Inside the Clinic: Myelofibrosis - Episode 6
Experts continue their conversation on pacritinib in myelofibrosis by reviewing its potential impact on anemia and ACVR1.
Transcript:
James K. McCloskey II, MD: And so, Danielle I think we … touched upon this, the importance of considering anemia and how that might impact our patients with myelofibrosis and some of the improvement in anemia that we’ve seen with pacritinib. Could you talk about the way that anemia impacts our patients, the importance around management of anemia, and maybe the mechanism of action of anemia in myelofibrosis?

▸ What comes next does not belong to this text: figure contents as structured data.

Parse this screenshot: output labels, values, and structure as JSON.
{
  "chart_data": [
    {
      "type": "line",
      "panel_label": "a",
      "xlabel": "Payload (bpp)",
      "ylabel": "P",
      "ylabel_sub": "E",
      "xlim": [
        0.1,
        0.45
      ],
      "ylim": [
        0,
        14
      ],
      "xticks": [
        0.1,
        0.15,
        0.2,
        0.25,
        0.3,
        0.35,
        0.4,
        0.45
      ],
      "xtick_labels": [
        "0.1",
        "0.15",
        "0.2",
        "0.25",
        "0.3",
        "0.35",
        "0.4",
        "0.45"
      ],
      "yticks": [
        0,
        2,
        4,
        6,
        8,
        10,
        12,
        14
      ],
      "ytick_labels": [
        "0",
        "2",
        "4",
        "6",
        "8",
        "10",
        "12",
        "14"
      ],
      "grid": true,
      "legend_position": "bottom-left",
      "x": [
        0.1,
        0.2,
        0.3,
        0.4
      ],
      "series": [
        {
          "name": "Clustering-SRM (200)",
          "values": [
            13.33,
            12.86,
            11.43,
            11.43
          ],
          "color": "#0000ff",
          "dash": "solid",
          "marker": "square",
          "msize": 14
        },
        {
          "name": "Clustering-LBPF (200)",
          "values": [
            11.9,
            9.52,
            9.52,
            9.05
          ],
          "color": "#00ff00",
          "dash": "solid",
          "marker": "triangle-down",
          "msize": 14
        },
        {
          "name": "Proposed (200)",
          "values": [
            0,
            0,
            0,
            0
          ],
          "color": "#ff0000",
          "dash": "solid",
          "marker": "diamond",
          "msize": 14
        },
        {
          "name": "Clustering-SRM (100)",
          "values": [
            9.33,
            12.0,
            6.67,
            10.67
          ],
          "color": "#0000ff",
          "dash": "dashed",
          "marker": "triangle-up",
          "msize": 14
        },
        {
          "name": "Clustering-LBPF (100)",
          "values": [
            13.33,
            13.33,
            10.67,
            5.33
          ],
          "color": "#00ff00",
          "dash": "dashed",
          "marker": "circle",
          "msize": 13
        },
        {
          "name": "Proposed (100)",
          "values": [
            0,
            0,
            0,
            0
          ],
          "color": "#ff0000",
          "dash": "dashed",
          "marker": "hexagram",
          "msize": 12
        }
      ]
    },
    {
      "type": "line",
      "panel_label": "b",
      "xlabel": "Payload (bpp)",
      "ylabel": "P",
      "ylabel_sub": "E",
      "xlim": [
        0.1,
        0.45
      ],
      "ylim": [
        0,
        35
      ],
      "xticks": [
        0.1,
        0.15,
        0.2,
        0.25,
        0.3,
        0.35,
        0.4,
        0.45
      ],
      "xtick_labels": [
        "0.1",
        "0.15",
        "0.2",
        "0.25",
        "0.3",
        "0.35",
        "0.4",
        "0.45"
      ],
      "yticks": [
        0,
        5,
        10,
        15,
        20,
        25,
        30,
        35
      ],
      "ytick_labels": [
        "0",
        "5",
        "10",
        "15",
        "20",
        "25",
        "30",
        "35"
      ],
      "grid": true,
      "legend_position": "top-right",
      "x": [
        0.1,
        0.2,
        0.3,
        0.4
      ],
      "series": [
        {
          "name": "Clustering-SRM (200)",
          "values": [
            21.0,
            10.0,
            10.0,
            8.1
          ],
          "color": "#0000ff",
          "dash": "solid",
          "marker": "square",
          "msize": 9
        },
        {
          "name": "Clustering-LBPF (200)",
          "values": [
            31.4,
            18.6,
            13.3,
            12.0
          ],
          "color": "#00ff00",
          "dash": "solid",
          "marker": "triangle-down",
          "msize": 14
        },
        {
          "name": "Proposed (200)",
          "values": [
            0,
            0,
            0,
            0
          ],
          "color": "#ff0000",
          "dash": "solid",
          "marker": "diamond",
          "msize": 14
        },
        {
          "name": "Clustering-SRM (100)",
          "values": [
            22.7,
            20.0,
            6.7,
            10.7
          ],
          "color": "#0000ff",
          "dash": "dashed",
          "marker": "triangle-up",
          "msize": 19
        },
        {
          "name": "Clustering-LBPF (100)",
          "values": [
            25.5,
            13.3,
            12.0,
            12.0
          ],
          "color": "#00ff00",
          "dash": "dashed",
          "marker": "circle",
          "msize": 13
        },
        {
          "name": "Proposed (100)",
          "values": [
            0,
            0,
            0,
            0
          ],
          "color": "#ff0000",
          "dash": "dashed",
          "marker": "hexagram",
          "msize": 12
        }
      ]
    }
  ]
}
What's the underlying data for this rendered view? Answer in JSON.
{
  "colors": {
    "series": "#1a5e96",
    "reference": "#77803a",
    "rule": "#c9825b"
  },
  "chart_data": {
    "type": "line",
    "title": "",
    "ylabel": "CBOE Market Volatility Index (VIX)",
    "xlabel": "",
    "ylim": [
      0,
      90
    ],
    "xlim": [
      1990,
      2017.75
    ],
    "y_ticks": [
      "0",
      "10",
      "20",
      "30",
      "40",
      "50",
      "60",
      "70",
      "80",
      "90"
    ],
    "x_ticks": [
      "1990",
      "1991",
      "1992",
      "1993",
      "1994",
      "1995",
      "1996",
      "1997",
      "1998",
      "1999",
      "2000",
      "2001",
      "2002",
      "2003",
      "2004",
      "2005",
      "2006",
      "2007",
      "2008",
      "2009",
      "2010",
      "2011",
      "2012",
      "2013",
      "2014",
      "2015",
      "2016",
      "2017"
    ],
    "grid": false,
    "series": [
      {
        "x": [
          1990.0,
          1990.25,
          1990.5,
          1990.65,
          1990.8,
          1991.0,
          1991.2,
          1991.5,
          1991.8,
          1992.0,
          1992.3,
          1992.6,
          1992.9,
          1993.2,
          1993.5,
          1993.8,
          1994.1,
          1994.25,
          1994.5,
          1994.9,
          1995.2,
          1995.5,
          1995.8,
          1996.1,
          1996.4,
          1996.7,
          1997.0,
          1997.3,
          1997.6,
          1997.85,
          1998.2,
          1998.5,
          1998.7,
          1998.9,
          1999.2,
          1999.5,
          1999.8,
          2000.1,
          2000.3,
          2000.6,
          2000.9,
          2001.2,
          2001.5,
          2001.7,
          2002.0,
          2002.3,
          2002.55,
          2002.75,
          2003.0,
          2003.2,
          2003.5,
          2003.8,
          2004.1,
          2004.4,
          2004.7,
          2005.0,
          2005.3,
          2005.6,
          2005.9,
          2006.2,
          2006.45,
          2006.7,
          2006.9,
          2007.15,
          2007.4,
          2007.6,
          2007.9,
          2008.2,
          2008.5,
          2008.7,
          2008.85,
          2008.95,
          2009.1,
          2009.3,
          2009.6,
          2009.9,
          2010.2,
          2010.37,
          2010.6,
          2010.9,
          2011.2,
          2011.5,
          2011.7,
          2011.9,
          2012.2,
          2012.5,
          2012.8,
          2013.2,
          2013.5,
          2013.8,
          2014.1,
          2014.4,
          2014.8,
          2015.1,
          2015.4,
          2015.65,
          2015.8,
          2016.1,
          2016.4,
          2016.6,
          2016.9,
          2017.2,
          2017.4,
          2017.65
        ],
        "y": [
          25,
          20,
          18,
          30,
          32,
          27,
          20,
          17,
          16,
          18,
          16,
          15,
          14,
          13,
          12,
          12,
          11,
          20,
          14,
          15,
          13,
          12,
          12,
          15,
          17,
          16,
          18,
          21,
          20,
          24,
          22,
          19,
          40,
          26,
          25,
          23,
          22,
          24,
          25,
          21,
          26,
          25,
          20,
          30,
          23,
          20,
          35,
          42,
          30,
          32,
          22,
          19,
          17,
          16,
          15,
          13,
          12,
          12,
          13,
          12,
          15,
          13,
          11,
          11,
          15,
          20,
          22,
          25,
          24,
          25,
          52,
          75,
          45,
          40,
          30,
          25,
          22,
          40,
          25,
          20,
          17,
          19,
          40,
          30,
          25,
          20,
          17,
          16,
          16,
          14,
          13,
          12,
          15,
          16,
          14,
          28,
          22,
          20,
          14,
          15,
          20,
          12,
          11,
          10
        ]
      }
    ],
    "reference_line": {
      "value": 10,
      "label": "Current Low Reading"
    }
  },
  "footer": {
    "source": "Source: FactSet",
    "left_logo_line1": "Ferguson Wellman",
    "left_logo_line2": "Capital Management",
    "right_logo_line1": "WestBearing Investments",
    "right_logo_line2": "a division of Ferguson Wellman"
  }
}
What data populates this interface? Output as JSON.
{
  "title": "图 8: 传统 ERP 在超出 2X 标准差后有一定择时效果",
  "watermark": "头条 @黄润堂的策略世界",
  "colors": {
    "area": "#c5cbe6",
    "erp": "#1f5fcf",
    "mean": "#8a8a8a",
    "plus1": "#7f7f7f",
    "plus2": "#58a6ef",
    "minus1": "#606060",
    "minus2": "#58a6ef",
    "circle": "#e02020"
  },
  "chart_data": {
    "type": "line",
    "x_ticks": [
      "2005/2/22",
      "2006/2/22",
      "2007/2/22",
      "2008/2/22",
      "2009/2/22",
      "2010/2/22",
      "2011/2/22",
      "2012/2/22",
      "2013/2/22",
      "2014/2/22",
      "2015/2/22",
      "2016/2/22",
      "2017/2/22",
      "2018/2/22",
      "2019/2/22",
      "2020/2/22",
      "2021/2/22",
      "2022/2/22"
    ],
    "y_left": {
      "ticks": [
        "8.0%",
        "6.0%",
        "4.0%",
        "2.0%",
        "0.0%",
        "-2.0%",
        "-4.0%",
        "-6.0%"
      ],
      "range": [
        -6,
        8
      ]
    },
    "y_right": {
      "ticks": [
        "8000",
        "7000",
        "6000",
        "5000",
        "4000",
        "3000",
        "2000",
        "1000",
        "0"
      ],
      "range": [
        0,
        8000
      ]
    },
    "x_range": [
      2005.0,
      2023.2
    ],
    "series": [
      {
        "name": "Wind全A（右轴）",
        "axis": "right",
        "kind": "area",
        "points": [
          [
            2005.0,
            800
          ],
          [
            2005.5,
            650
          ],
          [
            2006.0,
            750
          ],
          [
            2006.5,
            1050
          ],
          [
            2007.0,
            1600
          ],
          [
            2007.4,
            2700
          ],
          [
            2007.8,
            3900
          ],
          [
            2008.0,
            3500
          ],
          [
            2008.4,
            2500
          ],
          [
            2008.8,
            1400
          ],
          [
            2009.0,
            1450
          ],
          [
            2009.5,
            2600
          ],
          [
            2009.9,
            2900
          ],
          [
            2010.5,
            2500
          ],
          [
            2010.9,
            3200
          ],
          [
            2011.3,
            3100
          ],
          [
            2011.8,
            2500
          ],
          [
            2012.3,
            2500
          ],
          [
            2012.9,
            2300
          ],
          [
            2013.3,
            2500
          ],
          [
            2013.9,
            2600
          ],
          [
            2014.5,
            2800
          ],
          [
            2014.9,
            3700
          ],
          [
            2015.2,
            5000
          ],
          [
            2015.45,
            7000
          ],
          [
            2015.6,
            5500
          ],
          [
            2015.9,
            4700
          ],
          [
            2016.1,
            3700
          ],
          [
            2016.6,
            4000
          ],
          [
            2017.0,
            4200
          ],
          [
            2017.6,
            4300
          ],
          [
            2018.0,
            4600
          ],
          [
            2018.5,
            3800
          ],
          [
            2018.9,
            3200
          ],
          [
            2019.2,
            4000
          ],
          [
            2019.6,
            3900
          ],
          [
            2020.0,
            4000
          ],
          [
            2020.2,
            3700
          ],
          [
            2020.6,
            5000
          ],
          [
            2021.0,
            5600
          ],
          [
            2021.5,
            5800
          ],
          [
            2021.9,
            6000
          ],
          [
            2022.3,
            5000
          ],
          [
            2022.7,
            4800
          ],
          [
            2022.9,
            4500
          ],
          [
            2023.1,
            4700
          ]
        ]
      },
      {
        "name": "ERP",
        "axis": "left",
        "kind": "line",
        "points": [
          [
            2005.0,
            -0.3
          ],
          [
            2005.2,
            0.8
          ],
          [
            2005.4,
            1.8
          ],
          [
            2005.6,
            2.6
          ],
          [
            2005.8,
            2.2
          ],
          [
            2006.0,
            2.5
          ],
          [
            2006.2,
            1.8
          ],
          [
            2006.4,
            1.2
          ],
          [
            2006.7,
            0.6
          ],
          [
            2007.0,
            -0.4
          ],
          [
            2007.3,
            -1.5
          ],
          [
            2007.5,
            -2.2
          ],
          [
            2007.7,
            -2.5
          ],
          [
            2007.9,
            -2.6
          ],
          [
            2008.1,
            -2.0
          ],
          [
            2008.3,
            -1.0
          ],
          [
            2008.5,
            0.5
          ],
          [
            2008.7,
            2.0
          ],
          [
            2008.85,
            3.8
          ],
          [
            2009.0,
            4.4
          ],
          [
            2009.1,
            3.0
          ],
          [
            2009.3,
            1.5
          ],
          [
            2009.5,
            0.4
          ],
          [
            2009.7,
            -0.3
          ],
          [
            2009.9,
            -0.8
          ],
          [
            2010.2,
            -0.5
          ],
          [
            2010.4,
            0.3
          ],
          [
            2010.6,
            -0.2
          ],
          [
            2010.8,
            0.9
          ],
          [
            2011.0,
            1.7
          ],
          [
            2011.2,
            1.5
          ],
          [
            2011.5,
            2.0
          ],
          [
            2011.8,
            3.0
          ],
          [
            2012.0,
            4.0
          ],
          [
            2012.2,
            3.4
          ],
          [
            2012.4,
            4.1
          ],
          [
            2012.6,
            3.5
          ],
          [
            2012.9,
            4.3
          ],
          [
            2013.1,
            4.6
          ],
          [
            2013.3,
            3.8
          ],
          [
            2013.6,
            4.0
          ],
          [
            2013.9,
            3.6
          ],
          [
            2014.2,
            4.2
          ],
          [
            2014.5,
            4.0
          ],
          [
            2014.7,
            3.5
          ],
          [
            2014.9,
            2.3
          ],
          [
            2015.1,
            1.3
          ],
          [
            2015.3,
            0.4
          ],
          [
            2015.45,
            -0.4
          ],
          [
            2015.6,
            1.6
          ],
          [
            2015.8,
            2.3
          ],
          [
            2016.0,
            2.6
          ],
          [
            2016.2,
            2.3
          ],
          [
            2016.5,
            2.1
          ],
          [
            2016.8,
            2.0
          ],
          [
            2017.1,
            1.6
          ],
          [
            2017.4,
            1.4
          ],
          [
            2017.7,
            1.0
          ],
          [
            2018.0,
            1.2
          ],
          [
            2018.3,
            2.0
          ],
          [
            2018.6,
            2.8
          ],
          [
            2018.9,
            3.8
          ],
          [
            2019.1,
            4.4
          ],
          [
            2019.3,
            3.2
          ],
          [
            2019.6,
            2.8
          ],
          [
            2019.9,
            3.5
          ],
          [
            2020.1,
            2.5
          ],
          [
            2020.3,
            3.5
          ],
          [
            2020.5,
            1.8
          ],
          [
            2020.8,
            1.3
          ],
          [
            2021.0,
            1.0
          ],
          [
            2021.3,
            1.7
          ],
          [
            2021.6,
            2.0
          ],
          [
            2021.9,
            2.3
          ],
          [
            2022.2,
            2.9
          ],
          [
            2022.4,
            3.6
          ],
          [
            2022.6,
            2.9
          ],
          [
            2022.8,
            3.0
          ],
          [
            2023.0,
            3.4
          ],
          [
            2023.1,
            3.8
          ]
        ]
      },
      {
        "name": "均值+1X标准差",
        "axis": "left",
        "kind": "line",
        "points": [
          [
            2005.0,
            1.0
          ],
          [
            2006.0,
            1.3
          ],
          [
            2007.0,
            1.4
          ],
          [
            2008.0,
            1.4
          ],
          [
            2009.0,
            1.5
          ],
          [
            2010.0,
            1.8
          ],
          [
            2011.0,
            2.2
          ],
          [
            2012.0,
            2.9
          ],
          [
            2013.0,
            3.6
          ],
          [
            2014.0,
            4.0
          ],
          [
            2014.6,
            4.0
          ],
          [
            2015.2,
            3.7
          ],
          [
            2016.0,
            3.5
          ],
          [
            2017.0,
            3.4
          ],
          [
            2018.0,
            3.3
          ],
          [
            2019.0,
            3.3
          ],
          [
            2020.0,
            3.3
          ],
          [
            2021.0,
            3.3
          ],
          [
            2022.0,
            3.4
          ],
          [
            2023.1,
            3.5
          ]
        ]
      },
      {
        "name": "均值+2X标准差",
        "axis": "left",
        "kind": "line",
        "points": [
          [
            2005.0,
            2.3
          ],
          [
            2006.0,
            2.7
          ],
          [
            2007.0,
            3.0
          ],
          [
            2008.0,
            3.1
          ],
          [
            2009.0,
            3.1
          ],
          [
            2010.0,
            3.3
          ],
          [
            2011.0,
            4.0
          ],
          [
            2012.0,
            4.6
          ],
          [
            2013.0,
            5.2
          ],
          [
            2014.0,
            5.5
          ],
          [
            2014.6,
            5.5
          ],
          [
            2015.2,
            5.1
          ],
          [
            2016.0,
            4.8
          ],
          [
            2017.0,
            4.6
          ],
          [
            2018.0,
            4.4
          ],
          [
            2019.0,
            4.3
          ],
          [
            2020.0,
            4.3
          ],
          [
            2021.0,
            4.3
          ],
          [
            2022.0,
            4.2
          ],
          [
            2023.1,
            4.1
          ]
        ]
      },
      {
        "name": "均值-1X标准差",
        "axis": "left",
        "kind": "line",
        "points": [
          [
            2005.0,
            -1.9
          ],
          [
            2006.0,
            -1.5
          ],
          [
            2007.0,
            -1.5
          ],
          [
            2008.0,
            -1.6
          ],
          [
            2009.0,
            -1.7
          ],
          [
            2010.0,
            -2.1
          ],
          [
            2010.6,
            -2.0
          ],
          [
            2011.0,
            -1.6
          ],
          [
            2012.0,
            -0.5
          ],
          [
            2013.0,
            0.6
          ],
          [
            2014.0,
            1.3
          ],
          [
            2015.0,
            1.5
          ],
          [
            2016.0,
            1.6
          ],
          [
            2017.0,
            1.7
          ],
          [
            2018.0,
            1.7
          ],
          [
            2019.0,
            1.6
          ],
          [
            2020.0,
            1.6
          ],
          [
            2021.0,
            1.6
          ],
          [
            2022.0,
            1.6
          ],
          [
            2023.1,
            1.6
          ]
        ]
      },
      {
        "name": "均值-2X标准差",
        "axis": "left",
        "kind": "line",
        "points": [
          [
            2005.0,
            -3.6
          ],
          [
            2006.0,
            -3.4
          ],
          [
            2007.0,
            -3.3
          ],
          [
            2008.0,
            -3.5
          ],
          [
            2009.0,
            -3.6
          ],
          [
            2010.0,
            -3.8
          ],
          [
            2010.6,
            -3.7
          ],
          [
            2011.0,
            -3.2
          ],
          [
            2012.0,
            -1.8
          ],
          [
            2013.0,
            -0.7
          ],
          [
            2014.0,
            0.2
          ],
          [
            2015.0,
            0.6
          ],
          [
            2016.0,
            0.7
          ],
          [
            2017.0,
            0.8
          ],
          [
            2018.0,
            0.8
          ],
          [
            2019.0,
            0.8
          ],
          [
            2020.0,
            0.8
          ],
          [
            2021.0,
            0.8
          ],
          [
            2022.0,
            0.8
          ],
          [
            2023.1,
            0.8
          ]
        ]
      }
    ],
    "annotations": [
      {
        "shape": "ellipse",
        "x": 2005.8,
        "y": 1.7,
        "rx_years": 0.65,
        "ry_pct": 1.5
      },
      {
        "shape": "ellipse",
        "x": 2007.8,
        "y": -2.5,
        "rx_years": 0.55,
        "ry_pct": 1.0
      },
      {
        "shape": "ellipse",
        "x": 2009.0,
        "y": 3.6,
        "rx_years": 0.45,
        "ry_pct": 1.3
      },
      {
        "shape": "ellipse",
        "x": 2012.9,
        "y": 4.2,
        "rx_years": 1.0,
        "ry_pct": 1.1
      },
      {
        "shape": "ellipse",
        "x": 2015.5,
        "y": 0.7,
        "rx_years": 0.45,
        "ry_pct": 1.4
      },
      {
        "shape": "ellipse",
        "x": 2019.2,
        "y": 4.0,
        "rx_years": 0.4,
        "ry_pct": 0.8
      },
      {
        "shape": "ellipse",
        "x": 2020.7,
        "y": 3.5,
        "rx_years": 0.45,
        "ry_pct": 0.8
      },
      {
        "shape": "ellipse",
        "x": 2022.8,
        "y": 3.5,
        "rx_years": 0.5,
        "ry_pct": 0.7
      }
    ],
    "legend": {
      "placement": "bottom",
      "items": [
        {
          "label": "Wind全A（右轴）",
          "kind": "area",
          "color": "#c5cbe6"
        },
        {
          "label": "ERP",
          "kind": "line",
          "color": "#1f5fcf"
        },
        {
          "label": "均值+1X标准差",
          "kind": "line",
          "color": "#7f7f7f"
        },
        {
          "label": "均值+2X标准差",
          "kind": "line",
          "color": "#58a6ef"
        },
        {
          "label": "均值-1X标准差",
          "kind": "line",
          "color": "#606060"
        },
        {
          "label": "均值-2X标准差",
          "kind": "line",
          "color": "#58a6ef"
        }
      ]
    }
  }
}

Danielle E. Marcotulli, APN: We’ve seen the role of ACVR1 in these patients … And we know that by inhibiting it we could actually improve anemia. And in some of the retrospective data that we saw in some of these trials, we saw that pacritinib could be a potent inhibitor of ACVR1, which therefore improves anemia in some of our patients. And previously I think we’ve all had difficulty treating these patients because of dose-limiting cytopenias, and how they feel [is] very much impacted by anemia. So seeing that this drug could potentially improve their anemia and may not worsen it, was very exciting for us.
James K. McCloskey II, MD: This is a cytopenia that really dramatically impacts our patient’s quality of life. It’s the cytopenia that leaves them feeling pretty crummy, it leaves them tethered to our office. And in every study we’ve ever done, the development of anemia is associated with a decline in survival. Improvement in anemia and restoration of inadequacies have time and time again been shown to be associated with improved overall survival and better outcomes. I think [it] is important to keep [cytopenia] in mind. We did see this year work presented: A couple of different abstracts, first looking at PERSIST-2 as I mentioned, and transfusion independence rates. And what we saw was that, for patients treated with pacritinib transfusion, independence was achieved in 24% of patients treated with [pacritinib] compared with 5% of patients treated with best available therapy if we use simplified criteria. If we use the criteria, it actually is 37% compared with 7%. Depending on how we measure transfusion independence, we do see these patients coming off of transfusions. We also see patients who are experiencing an increase in their hemoglobin, an improvement in the hemoglobin from baseline. And then lastly, we saw some data to try to explain this, and I think that ever since we saw that early data in PERSIST-1 … there’s been a desire to want to explain it.
Obviously, we’d like to understand that so that we can anticipate response rates in patients but also so that we could apply that understanding to future studies and possible combination studies. As Danielle mentioned, we did see that this drug is capable of inhibiting ACVR1, which we know is the mechanism of action by which momelotinib may offer improvement in anemia as well … I personally think it’s probably a combination of factors. I think in some component it might be the lack of JAK1 inhibition and may have some component of IRAK inhibition. We are studying IRAK inhibitors in low-grade MDS [myelodysplastic syndromes]. for overseeing responses in anemia there. But I think what was interesting was some of the data … showing that, yes, pacritinib does inhibit ACVR1 and potentially inhibit it to a greater degree than momelotinib; possibly as much as a 4-fold increase. I think that obviously [these are] limited data, that did require some mathematic modelling. But it does get to the mechanism of action to some degree. For me in the clinic, I think that the most important thing is that it’s doing what I’m seeing it do, more than why. As a clinician, as an academician, and as someone looking at the next batch of clinical trials, we certainly want to understand more of why [we are] seeing this.
Transcript is AI-generated and edited for clarity and readability.